Стоит обратить внимание на странное слово «побраталась», которое употребили секретари, ведшие дневник королевского похода под Смоленск: «царица», по их словам, «тайно побраталась» с калужским «обманщиком» (именно так в подлиннике: «pobratala»). Переводчик дневника привел рядом со словом «побраталась» еще один вариант в скобках – «обвенчалась». Но об этом ли шла речь? Саноцкий староста Станислав Мнишек, добравшийся до королевского обоза 10 (20) марта, сообщал, что «только в Осипове (Иосифо-Волоколамском монастыре. – В. К.) узнал от своей сестры, когда она выезжала в Калугу, что «она повенчалась с тем франтом, который присвоил себе имя Димитрия» [345]. При передаче его слов королевские секретари использовали слово slub – «венчание», то же самое, которым была обозначена свадьба Марины Мнишек с царем Дмитрием Ивановичем через уполномоченного посла Афанасия Власьева в Кракове в ноябре 1605 года.
Но почему Марина Мнишек доверила свою тайну брату только теперь, когда их пути решительно расходились?
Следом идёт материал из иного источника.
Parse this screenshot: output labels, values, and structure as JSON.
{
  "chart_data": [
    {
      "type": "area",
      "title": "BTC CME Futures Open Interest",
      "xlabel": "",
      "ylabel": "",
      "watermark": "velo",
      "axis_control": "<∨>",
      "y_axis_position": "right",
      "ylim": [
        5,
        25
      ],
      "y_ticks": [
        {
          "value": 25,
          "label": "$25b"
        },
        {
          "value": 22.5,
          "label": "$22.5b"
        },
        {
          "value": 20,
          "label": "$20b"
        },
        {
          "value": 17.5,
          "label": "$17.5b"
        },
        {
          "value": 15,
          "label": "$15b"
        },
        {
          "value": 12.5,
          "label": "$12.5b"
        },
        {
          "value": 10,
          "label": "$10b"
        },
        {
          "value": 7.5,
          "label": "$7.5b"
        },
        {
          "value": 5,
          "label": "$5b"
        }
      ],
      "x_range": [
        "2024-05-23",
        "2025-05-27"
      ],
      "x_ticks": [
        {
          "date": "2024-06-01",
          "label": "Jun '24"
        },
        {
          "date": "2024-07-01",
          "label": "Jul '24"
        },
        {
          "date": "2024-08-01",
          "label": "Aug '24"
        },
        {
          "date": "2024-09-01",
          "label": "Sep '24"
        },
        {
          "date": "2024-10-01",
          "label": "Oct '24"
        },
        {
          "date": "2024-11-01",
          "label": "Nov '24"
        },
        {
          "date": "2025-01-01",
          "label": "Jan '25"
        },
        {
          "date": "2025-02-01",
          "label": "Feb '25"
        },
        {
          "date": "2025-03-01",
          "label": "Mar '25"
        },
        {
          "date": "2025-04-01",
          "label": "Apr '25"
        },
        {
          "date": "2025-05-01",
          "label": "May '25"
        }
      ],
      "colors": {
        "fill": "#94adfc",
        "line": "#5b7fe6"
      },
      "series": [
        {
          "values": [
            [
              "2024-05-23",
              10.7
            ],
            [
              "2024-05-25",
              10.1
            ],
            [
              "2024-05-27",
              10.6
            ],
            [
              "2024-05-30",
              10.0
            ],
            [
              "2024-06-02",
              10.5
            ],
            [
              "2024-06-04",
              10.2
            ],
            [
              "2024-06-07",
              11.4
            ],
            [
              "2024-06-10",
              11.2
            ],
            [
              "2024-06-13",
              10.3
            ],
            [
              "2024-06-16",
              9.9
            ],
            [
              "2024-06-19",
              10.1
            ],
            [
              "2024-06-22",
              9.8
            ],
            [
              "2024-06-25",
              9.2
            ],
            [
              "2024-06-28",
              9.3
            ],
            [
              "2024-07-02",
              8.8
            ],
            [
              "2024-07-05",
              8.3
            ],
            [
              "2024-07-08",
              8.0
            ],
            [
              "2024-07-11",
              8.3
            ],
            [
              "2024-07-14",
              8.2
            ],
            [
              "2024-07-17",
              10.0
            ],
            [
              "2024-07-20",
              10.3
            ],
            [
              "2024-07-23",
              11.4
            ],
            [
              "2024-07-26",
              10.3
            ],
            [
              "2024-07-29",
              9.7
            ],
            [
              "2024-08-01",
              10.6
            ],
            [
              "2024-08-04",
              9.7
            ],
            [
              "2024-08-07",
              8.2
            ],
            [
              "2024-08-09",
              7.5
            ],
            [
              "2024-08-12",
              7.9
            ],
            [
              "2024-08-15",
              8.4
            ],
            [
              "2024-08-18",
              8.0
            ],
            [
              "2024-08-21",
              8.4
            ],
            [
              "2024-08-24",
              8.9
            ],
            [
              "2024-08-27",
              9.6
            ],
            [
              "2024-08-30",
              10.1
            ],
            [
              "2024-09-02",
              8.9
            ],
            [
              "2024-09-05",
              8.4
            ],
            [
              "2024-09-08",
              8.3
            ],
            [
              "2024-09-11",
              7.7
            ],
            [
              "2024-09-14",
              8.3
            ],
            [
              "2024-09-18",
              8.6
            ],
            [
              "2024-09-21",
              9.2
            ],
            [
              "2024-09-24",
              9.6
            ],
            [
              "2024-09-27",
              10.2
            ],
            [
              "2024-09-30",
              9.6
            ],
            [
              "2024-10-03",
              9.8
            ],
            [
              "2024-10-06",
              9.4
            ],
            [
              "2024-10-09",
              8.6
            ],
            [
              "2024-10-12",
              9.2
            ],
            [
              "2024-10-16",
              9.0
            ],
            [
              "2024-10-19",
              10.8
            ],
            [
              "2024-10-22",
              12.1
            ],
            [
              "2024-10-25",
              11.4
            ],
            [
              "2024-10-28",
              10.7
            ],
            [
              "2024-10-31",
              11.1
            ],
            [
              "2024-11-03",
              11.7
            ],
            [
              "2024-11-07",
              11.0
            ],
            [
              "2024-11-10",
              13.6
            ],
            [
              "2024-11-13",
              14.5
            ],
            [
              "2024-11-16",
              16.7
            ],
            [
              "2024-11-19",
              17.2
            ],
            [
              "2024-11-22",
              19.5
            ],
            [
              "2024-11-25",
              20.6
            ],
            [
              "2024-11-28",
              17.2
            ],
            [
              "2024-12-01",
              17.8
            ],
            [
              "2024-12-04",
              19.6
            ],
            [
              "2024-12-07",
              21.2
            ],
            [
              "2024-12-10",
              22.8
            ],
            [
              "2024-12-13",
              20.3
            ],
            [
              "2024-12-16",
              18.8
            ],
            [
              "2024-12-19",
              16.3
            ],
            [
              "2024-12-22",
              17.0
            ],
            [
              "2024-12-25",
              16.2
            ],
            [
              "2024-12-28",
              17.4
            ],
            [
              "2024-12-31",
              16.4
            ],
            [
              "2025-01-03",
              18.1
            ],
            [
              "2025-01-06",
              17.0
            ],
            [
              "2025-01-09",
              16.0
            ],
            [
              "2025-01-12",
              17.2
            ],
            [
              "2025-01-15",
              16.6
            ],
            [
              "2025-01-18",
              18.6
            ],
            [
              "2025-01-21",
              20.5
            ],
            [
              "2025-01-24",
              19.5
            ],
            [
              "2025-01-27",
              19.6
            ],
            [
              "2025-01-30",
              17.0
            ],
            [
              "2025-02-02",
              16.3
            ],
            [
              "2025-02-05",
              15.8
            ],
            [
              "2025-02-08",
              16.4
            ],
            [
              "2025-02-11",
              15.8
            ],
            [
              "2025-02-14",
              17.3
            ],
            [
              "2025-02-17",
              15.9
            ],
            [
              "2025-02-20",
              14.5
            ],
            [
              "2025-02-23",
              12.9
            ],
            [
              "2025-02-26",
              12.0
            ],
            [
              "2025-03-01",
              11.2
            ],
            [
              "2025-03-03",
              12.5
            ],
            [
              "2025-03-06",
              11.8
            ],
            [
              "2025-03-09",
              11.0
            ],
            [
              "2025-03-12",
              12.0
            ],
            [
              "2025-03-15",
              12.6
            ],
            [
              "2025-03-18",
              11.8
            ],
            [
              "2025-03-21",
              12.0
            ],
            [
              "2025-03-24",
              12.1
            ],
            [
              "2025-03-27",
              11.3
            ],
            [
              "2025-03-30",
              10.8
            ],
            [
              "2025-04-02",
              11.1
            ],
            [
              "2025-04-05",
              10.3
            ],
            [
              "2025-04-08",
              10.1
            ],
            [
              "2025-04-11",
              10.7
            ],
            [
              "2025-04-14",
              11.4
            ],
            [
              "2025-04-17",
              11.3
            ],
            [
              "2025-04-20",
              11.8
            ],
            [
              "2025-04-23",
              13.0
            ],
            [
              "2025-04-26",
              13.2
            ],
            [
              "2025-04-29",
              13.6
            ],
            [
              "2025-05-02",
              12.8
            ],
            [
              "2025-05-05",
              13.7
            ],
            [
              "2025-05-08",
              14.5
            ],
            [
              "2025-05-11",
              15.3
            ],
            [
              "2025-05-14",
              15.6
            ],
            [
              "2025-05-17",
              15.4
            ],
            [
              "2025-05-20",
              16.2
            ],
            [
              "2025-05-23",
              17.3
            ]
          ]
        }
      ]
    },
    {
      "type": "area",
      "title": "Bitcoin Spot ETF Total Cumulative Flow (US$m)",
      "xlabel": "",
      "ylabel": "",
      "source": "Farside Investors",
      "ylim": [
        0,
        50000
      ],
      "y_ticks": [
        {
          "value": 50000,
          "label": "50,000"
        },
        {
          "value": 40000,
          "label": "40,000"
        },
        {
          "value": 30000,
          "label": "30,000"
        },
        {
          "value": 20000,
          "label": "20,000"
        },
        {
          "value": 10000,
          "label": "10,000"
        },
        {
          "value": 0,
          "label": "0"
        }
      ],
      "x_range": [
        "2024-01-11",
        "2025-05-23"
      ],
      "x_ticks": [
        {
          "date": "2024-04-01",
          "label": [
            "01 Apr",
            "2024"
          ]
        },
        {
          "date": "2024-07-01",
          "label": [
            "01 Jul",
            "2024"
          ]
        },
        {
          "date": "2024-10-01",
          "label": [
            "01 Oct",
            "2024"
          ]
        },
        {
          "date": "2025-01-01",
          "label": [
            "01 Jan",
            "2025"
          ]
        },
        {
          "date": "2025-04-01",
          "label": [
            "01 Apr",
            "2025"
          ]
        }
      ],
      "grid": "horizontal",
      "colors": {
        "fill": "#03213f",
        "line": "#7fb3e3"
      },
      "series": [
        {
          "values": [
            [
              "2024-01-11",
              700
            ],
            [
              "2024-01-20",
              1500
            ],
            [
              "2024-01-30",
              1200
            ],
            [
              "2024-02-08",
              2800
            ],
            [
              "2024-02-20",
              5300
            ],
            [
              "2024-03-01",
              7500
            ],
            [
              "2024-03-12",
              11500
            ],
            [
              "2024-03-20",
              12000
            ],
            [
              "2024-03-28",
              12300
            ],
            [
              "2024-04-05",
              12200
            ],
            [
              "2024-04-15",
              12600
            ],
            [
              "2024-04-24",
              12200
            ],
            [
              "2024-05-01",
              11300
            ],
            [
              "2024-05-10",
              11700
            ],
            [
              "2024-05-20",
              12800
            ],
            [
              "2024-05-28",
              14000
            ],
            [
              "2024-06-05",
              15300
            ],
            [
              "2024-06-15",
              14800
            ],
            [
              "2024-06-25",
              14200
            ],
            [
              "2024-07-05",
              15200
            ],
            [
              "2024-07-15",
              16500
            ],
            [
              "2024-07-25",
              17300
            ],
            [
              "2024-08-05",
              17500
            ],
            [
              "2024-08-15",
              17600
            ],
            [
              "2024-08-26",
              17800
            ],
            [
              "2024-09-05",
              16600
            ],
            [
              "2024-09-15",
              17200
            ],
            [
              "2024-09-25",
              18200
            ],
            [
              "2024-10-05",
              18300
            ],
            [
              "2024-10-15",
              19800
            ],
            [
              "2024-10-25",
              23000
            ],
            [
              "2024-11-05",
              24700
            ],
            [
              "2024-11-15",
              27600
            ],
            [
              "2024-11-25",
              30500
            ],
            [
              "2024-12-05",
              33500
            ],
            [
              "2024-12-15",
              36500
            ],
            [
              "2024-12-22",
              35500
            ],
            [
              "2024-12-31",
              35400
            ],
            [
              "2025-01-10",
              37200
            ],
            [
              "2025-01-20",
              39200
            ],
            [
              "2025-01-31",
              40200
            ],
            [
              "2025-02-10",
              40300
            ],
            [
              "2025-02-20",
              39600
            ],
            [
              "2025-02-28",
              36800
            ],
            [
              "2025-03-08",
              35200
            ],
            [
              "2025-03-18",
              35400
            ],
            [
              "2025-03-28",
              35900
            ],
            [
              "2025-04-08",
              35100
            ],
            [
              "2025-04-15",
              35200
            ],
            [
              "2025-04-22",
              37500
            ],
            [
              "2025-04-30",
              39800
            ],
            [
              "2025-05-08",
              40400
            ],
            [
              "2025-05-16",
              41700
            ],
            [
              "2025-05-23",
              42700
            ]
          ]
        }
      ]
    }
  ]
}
Не для того ли, чтобы подтвердить правоту своего решения об уходе в Калугу, а не к королю? Еще более странно, что живший рядом с сестрой в Тушине Станислав Мнишек, как и все «рыцарство», ничего не знал о их венчании. Что могла называть Марина Мнишек словом «братание» в своих отношениях с «царем Дмитрием»? Может быть, определенные условия ее пребывания в Тушинском лагере, обсуждавшиеся перед тем, как она согласилась приехать в обозы «царя Дмитрия»? Или те условия, на которых она согласилась приехать в Калугу?